Зелёное облачко, в которое превратился Ваха, обиженно пробралось к табуретке, стоявшей поодаль, и старательно на ней распласталось.
– Чтось, опять прихватил змий зелёный? – усмехнулась бабуля.
– Да нет, просто хлебнуть немножко захотелось, – виновато потупил взгляд дедок, сразу превратившись в такого милого доброго домовичка.
– Ну ладно, чуточку плесни, и мне тоже граммульку. Токмо не дряни этой, а настойки клюквенной. У меня от неё артроз проходит…
– Танюш, я же тебя люблю, дорогая ты моя и сердечная…
– Ой, ну не теши… – замахала она руками. – Подлиза прямоть… Знаю, что любишь, иначи не вырвалась бы от мамки к тебе…
– Ой, вспомнила-то… А помнишь, как мы встретились-то с тобой… – разлил он в стаканы красноватую жидкость из гранёной бутылки.
– Ну а как не помнить? В институте же училась тогдась… Сорвал, старый, ягодку зелёную…
– Ой, ну прям уж ягодка, – улыбнулся старик и передал ей стакан.
– Да, я помню… Вечор был, стемнело ужо, а я всё в библиотеке сидневала… Глянула на часы – мамочки! А времечко-то уже натикало… Собрала книжки, тетрадки, а на улице ко мне Семёнов пристал… Дай, говорит, книжки, подсоблю… а сам так и глазищами своими под юбку мне…
– Точно только глазищами?
– Да тьфу на тебя! Я же боевая тогда какая была, запамятовал ужо?
– Да тут уж забудешь… И я иду, с ДОСААФа тогда шлёпал…
– Ну да, тожи задержалси…
– Ага, а тут такую красавицу мою…
– Помнишь, какой фингал ты ему умострячил? А потом втроём сидели, чай пили, лёд ему прикладывали… Он-то, пёс шелудивый, оказывается, к экзамену не подготовился, и только это и надо было, а я-то, девчоночка, всё об одном…
– Давно уже помер Семёнов…
– Да ты что! Ты не рассказывал…
– Ещё в девяносто пятом… Он сына тогда вытаскивал из-под пуль, задело… на общем кладбище похоронили…
– И ты мне об этом только сейчас рассказываешь?
– Ну а что, прошло время, я тебя не хотел расстраивать, ты тогда ж у меня внучке радовалась…

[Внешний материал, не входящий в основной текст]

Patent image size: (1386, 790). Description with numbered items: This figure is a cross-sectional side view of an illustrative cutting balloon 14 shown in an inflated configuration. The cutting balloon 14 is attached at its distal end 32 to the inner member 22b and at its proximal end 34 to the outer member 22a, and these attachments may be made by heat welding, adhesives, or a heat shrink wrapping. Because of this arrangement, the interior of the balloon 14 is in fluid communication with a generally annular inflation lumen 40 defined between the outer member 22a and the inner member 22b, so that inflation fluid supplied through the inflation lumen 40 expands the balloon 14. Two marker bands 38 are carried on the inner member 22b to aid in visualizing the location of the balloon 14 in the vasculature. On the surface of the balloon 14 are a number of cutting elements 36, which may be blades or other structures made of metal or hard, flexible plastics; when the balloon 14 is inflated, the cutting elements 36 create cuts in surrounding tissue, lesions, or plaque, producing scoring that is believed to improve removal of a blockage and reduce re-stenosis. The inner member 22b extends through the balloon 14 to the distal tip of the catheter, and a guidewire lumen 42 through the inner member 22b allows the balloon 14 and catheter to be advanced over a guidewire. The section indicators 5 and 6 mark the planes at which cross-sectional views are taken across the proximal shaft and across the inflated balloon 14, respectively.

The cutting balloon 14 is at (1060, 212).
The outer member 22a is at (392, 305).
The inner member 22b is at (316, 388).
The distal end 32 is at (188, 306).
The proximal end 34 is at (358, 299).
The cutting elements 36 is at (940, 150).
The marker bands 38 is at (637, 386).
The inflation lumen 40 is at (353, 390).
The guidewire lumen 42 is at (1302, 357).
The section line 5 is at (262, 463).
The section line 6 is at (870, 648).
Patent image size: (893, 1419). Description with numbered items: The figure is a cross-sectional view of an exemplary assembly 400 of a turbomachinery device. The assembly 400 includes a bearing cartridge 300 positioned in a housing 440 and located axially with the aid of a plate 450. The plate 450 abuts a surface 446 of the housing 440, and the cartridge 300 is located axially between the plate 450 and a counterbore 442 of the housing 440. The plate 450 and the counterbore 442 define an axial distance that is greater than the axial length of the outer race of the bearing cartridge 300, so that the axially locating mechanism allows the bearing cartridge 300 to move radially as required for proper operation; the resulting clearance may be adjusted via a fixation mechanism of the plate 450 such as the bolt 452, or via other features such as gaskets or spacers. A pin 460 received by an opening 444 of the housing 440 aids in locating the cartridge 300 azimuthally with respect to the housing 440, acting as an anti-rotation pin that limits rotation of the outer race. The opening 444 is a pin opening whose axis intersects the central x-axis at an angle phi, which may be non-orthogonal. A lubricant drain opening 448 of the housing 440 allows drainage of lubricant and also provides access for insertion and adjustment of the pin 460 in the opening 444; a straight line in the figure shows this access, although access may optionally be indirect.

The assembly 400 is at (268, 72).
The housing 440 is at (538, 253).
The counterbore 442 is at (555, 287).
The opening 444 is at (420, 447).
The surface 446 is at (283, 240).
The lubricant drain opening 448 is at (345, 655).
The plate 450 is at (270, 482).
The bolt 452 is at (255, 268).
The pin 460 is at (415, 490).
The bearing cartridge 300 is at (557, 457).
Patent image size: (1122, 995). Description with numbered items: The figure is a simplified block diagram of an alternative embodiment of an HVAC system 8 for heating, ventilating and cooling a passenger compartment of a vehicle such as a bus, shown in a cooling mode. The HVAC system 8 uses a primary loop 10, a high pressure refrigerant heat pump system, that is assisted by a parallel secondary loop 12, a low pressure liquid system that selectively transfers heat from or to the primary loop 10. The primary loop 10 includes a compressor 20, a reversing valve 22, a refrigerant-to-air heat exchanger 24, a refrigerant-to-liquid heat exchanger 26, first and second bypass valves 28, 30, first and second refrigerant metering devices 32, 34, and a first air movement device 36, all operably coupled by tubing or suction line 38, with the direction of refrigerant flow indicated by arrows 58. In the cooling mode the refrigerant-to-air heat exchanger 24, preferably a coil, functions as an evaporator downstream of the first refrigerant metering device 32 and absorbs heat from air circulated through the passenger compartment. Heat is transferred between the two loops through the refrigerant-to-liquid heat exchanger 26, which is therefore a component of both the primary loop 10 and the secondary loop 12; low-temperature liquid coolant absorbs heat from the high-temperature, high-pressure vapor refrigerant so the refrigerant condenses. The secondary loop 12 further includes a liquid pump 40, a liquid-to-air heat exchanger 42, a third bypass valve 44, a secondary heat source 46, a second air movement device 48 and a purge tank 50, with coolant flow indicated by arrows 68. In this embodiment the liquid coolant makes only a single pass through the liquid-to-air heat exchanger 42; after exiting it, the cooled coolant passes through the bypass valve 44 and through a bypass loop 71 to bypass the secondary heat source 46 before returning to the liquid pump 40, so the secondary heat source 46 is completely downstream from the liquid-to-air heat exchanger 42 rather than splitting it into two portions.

– Да, было время, не то что щас – все носются, стреляють… Где Нинка-то запропастилась?
– Надо бы сходить, – нахмурился дедок и, взяв стоявшее в углу ружье, вышел из комнаты. Металлические стены были слабо освещены. Приходилось идти по полутёмному мрачному коридору. Только в конце – за углом – была массивная дверь, которая не пускала в убежище никого, кто хотел бы нанести вред обитавшим здесь людям.
Открыв засов, дед посмотрел в окошко – на улице было мрачновато и серо – подступал вечер.
Два оборота – и дверь поддалась – ветеран предусмотрительно смазал все петли машинным маслом. Здесь же, с краю, поставил пару бочек с дизелем и соляркой. Бочки находились снаружи, а масляная лампа с зажигалкой висели внутри. На всякий случай.
– Деда, ты куда? – дёрнул его за подол маленький мальчишка с пистолетом в ручонках.
– Ты здесь откудова? Ну-ка марш обратно, за дверь! И пистолет отдай – детям не игрушка.
– Нет, я буду защищать тебя, деда! Одному – нам рассказывали – нельзя в разведку ходить.
– Ну-ка, что я сказал, назад, защитник ты мой маленький! Бабу Таню кто защищать будет?
– Ой, а ведь верно! – осёкся парнишка и засеменил обратно по коридору, неловко переступая через провода и кабель.
– Фух, – отёр лоб Семён Степанович и побрёл дальше, не забыв запереть дверь.
В нескольких метрах качнулись от ветра кусты – подбиравшаяся зима уже собиралась осыпать землю холодными проблесками белой пелены, называемой в простонародье порошей. Было достаточно холодно. Старик подошёл к кустам – там что-то закопошилось.